Erik, I wanted to thank you for this post. I had seen it some time ago and filed the knowledge away. I had opportunity to use the technique (with the table saw and a hand saw) to resaw a piece of Brazilian Cherry. It worked great. Glad I found the post again to thank you! It is being added to my favorites. Love this website!!

-- God bless, Candy

View GnarlyErik's profile


367 posts in 3585 days

#13 posted 11-21-2013 01:15 AM

Glad you liked my post Candy. There are lot’s of great ideas to be found on the Lumberjocks site. There seems to be a good mix of amateur and professional wood workers posting to the site. I have made a living working with wood my entire working life, and I learn something new each time I visit the site.

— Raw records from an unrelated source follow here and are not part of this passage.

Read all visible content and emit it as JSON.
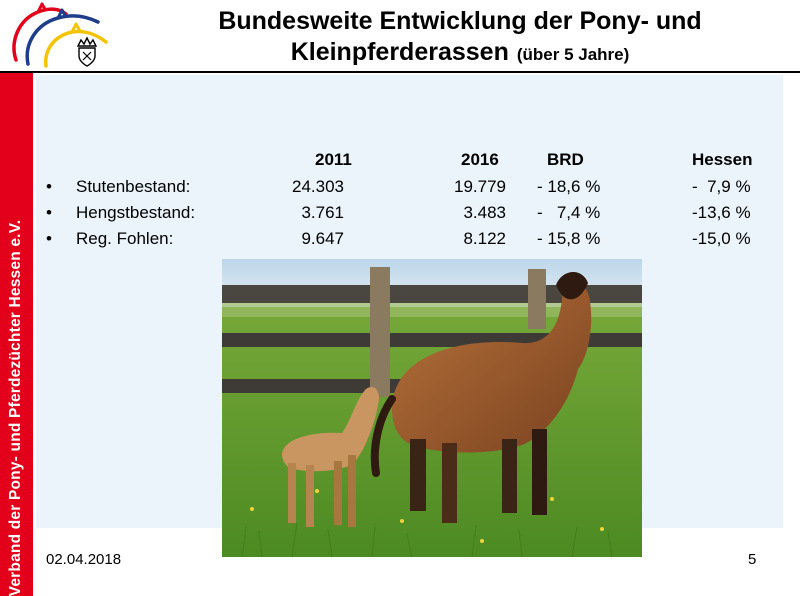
{
  "slide": {
    "title_line1": "Bundesweite Entwicklung der Pony- und",
    "title_line2": "Kleinpferderassen",
    "title_sub": "(über 5 Jahre)",
    "sidebar_text": "Verband der Pony- und Pferdezüchter Hessen e.V.",
    "date": "02.04.2018",
    "page_number": "5"
  },
  "table": {
    "headers": {
      "y2011": "2011",
      "y2016": "2016",
      "brd": "BRD",
      "hessen": "Hessen"
    },
    "rows": [
      {
        "bullet": "•",
        "label": "Stutenbestand:",
        "y2011": "24.303",
        "y2016": "19.779",
        "brd": "- 18,6 %",
        "hessen": "-  7,9 %"
      },
      {
        "bullet": "•",
        "label": "Hengstbestand:",
        "y2011": "3.761",
        "y2016": "3.483",
        "brd": "-   7,4 %",
        "hessen": "-13,6 %"
      },
      {
        "bullet": "•",
        "label": "Reg. Fohlen:",
        "y2011": "9.647",
        "y2016": "8.122",
        "brd": "- 15,8 %",
        "hessen": "-15,0 %"
      }
    ]
  },
  "colors": {
    "sidebar": "#e2001a",
    "panel": "#eaf4fa",
    "logo_red": "#e2001a",
    "logo_blue": "#1f3d8a",
    "logo_yellow": "#f5c400"
  },
  "icons": {
    "logo": "horse-heads-logo",
    "crest": "crown-crest-icon"
  }
}
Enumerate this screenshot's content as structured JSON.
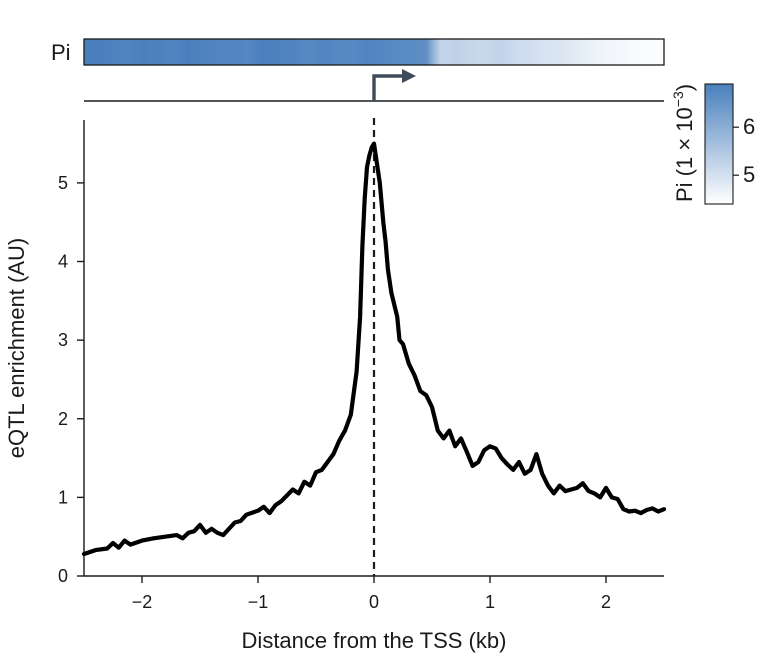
{
  "chart_data": {
    "type": "line",
    "xlabel": "Distance from the TSS (kb)",
    "ylabel": "eQTL enrichment (AU)",
    "xlim": [
      -2.5,
      2.5
    ],
    "ylim": [
      0,
      5.8
    ],
    "xticks": [
      -2,
      -1,
      0,
      1,
      2
    ],
    "xtick_labels": [
      "−2",
      "−1",
      "0",
      "1",
      "2"
    ],
    "yticks": [
      0,
      1,
      2,
      3,
      4,
      5
    ],
    "ytick_labels": [
      "0",
      "1",
      "2",
      "3",
      "4",
      "5"
    ],
    "tss_marker_x": 0,
    "grid": false,
    "series": [
      {
        "color": "#000000",
        "x": [
          -2.5,
          -2.4,
          -2.3,
          -2.25,
          -2.2,
          -2.15,
          -2.1,
          -2.0,
          -1.9,
          -1.8,
          -1.7,
          -1.65,
          -1.6,
          -1.55,
          -1.5,
          -1.45,
          -1.4,
          -1.35,
          -1.3,
          -1.2,
          -1.15,
          -1.1,
          -1.0,
          -0.95,
          -0.9,
          -0.85,
          -0.8,
          -0.7,
          -0.65,
          -0.6,
          -0.55,
          -0.5,
          -0.45,
          -0.4,
          -0.35,
          -0.3,
          -0.25,
          -0.2,
          -0.15,
          -0.12,
          -0.1,
          -0.08,
          -0.06,
          -0.04,
          -0.02,
          0.0,
          0.02,
          0.05,
          0.08,
          0.1,
          0.12,
          0.15,
          0.2,
          0.22,
          0.25,
          0.3,
          0.35,
          0.4,
          0.45,
          0.5,
          0.55,
          0.6,
          0.65,
          0.7,
          0.75,
          0.8,
          0.85,
          0.9,
          0.95,
          1.0,
          1.05,
          1.1,
          1.15,
          1.2,
          1.25,
          1.3,
          1.35,
          1.4,
          1.45,
          1.5,
          1.55,
          1.6,
          1.65,
          1.7,
          1.75,
          1.8,
          1.85,
          1.9,
          1.95,
          2.0,
          2.05,
          2.1,
          2.15,
          2.2,
          2.25,
          2.3,
          2.35,
          2.4,
          2.45,
          2.5
        ],
        "y": [
          0.28,
          0.33,
          0.35,
          0.42,
          0.36,
          0.45,
          0.4,
          0.45,
          0.48,
          0.5,
          0.52,
          0.48,
          0.55,
          0.57,
          0.65,
          0.55,
          0.6,
          0.55,
          0.52,
          0.68,
          0.7,
          0.78,
          0.83,
          0.88,
          0.8,
          0.9,
          0.95,
          1.1,
          1.05,
          1.2,
          1.15,
          1.32,
          1.35,
          1.45,
          1.55,
          1.72,
          1.85,
          2.05,
          2.6,
          3.3,
          4.2,
          4.8,
          5.2,
          5.35,
          5.45,
          5.5,
          5.3,
          5.0,
          4.5,
          4.25,
          3.9,
          3.6,
          3.3,
          3.0,
          2.95,
          2.7,
          2.55,
          2.35,
          2.3,
          2.15,
          1.85,
          1.75,
          1.85,
          1.65,
          1.75,
          1.58,
          1.4,
          1.45,
          1.6,
          1.65,
          1.62,
          1.5,
          1.42,
          1.35,
          1.45,
          1.3,
          1.35,
          1.55,
          1.3,
          1.15,
          1.05,
          1.15,
          1.08,
          1.1,
          1.12,
          1.18,
          1.08,
          1.05,
          1.0,
          1.12,
          1.0,
          0.98,
          0.85,
          0.82,
          0.83,
          0.8,
          0.84,
          0.86,
          0.82,
          0.85
        ]
      }
    ],
    "pi_track": {
      "label": "Pi",
      "values_1e-3": [
        6.9,
        6.9,
        6.85,
        6.8,
        6.9,
        6.85,
        6.8,
        6.9,
        6.85,
        6.8,
        6.8,
        6.75,
        6.9,
        6.85,
        6.8,
        6.7,
        6.8,
        6.75,
        6.7,
        6.8,
        6.75,
        6.7,
        6.65,
        6.6,
        5.2,
        5.3,
        5.2,
        5.15,
        5.25,
        5.1,
        5.05,
        4.95,
        4.9,
        4.8,
        4.7,
        4.6,
        4.55,
        4.5,
        4.45,
        4.45
      ]
    },
    "colorbar": {
      "label": "Pi (1 × 10",
      "label_exponent": "−3",
      "label_close": ")",
      "range": [
        4.4,
        6.9
      ],
      "ticks": [
        5,
        6
      ],
      "tick_labels": [
        "5",
        "6"
      ],
      "color_low": "#ffffff",
      "color_high": "#4a7fbd"
    }
  }
}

If you can’t find good ideas and tips here, I don’t where you can! Good luck with your endeavors.


-- "Never let your dogma be run over by your karma!"

View GnarlyErik's profile


367 posts in 3585 days

#14 posted 11-21-2013 01:19 AM

Double posted – deleted!

-- "Never let your dogma be run over by your karma!"

View lumberdog's profile


249 posts in 4718 days

#15 posted 03-02-2015 01:38 PM

Great job on the saw, i like the way you connected the blade to the frame. I have wanted to make one of these, now that i have seen it done this way it has given me the desire to go ahead and get-er-done.

-- Measure twice, cut once, then force it to fit.